# i filed and now im scared,he doesnt know



## alienatedandalonewith3 (Aug 9, 2011)

yesterday,i handed over my money i go tuesday to sign and file,

i feel good about my decision,but im scared to death
i cant imagine telling him but i know i need too

i planned on telling him while he was on a trip with his unit so he would have the support he needed when he finds out
and then taking his car and belongings to his friends house and dropping them off

if i told him in person im sure it would get physical or very ugly

i hate this feeling im scared to talk to him even over the phone
i know he will try and change my mind and talk me out of it
he will also tell me how much of a @@ck up iam and how bad of a wife iam
which i know im not!
im just tired of being blammed for everything from the world turning to the kids growing up too fast
im tired of not being comfortable in my own house,tired of hurrying and telling the kids we have too do this or that so dad doesnt get mad
tired of telling the kids ask your dad,for EVERYTHING
tired of arguing and defending my son against my husband who picks at him and makes excuses to punish him,for the stuipedest reasons,

yet here i sit and cant find the nerve to tell him its over im tired i cant live my life like this anymore

i want too email him but i feel its wrong
i know once i get past this i will grow way more confident and be a stronger person for me and my children
im just terrified
of the pain and the future
i know this isnt something that someone can tell me i need todo but i just cant feel 100%its the right thing im only 99.5%sure

if i file a restraining order everything will go to hell
he will lose his job and military career and me and the children will be homeless,
ive been stay at home mom for 12 years,
any advice or suggestions?


----------



## Girlx (Aug 19, 2011)

Why would a restraining order make him loose his job?

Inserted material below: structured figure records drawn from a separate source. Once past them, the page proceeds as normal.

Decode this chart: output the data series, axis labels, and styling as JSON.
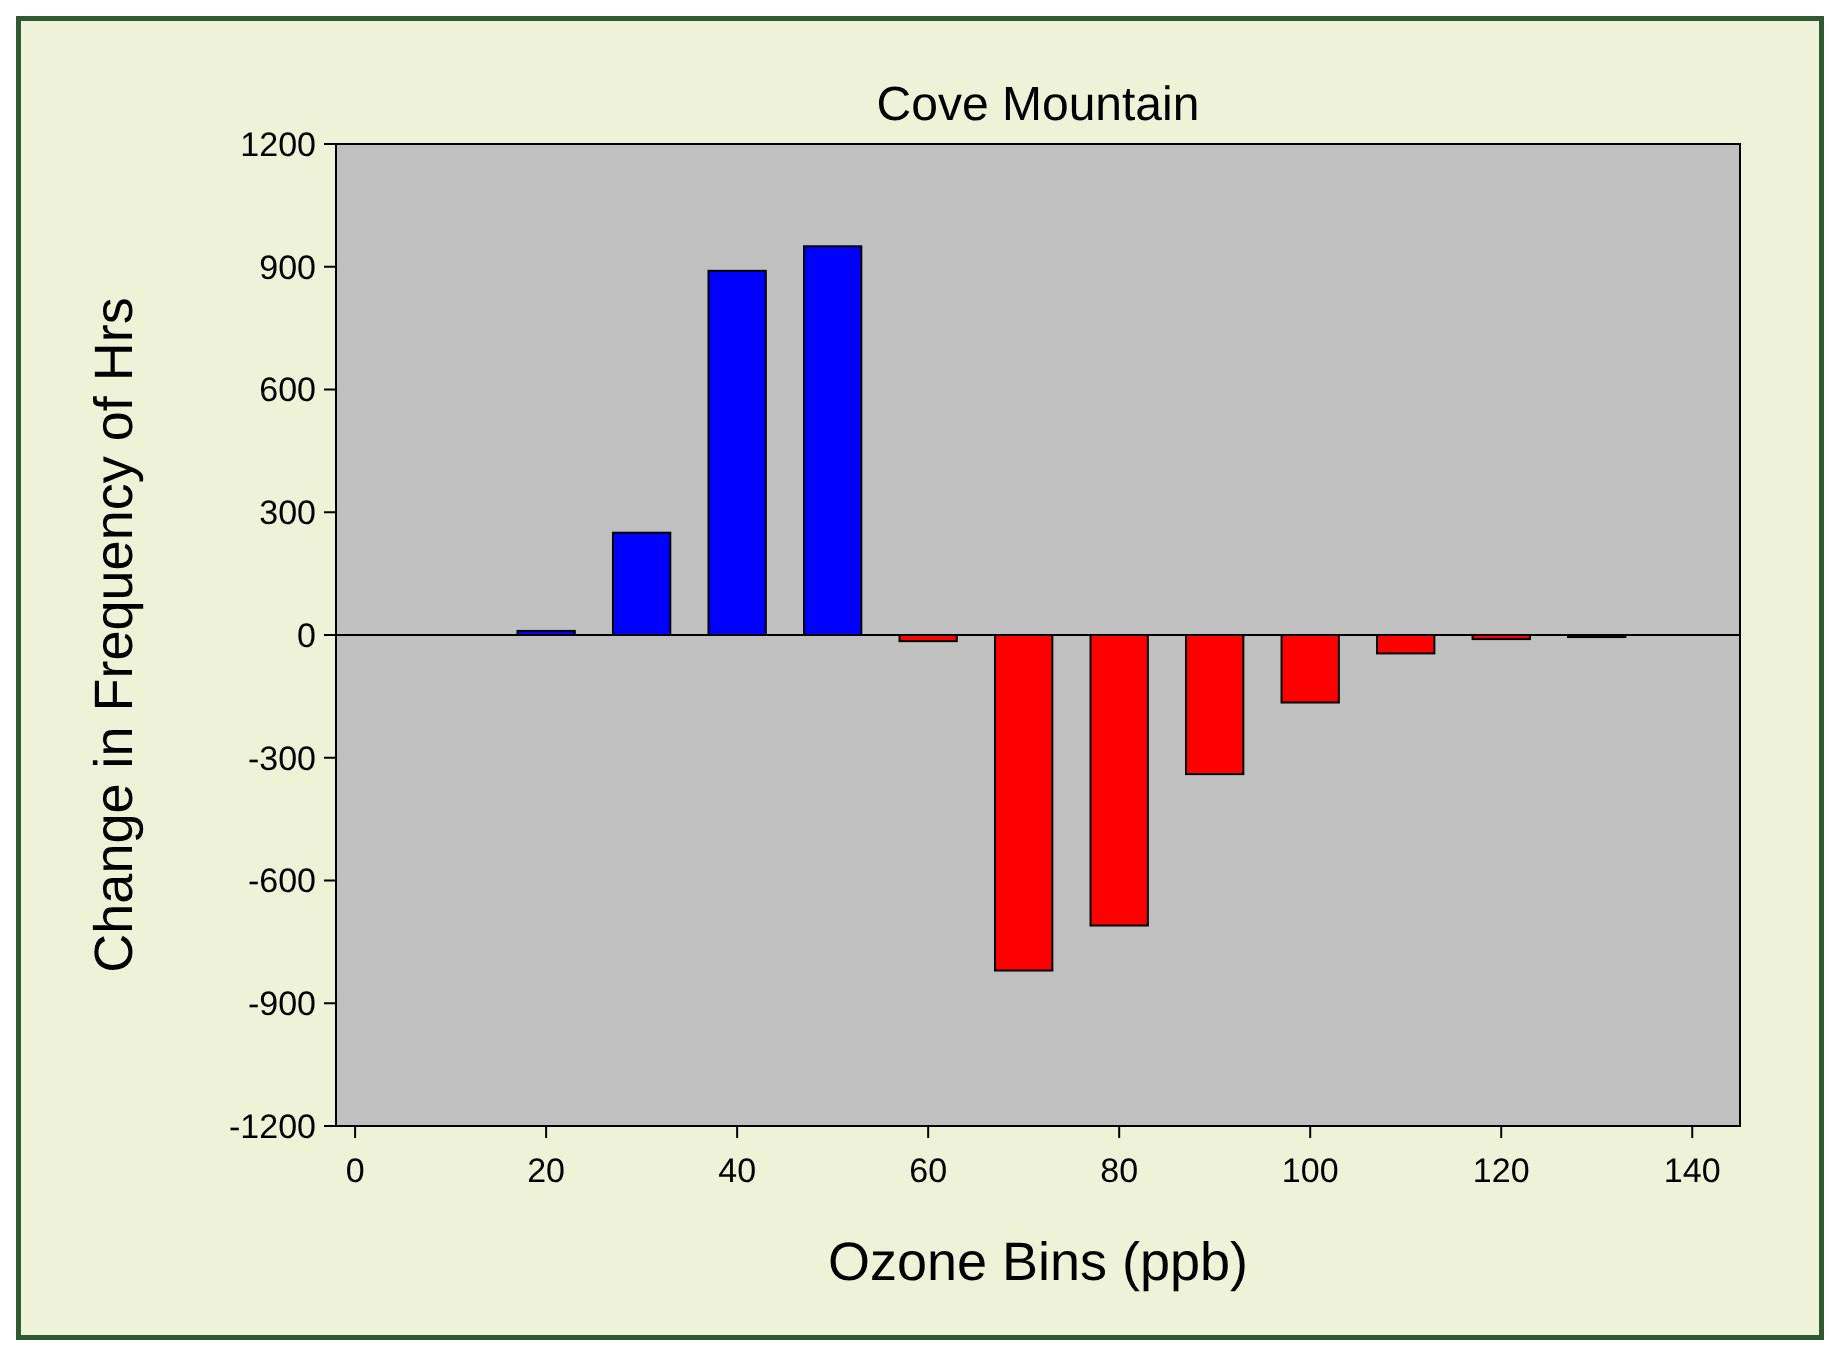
{
  "chart_data": {
    "type": "bar",
    "title": "Cove Mountain",
    "xlabel": "Ozone Bins (ppb)",
    "ylabel": "Change in Frequency of Hrs",
    "x": [
      20,
      30,
      40,
      50,
      60,
      70,
      80,
      90,
      100,
      110,
      120,
      130
    ],
    "values": [
      10,
      250,
      890,
      950,
      -15,
      -820,
      -710,
      -340,
      -165,
      -45,
      -10,
      -5
    ],
    "colors": [
      "#0000ff",
      "#0000ff",
      "#0000ff",
      "#0000ff",
      "#ff0000",
      "#ff0000",
      "#ff0000",
      "#ff0000",
      "#ff0000",
      "#ff0000",
      "#ff0000",
      "#ff0000"
    ],
    "xlim": [
      -2,
      145
    ],
    "xticks": [
      0,
      20,
      40,
      60,
      80,
      100,
      120,
      140
    ],
    "ylim": [
      -1200,
      1200
    ],
    "yticks": [
      -1200,
      -900,
      -600,
      -300,
      0,
      300,
      600,
      900,
      1200
    ],
    "ref_lines": [
      {
        "axis": "y",
        "value": 0
      }
    ],
    "grid": false
  }
}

My Soon to be ex is military as well.. Im filing for a separation (now thinking of a divorce).

My advice is- if your scared to tell him let him find out from getting the papers.. You dont have to tell him you filed. He will find out when he gets the papers to sign.. But then he will be angry at you. Depending on where he is.. 

Is he here or on a deployment/tour?

And im in the same place.. I've been a stay at home mom for 3 years. Not near as long as you have but its still the fact i have no work for the last 3 years.. Making it hard to find a job.. I've been applying to so many for the last month and a half.. going no where over here.. 

((Hugs))


----------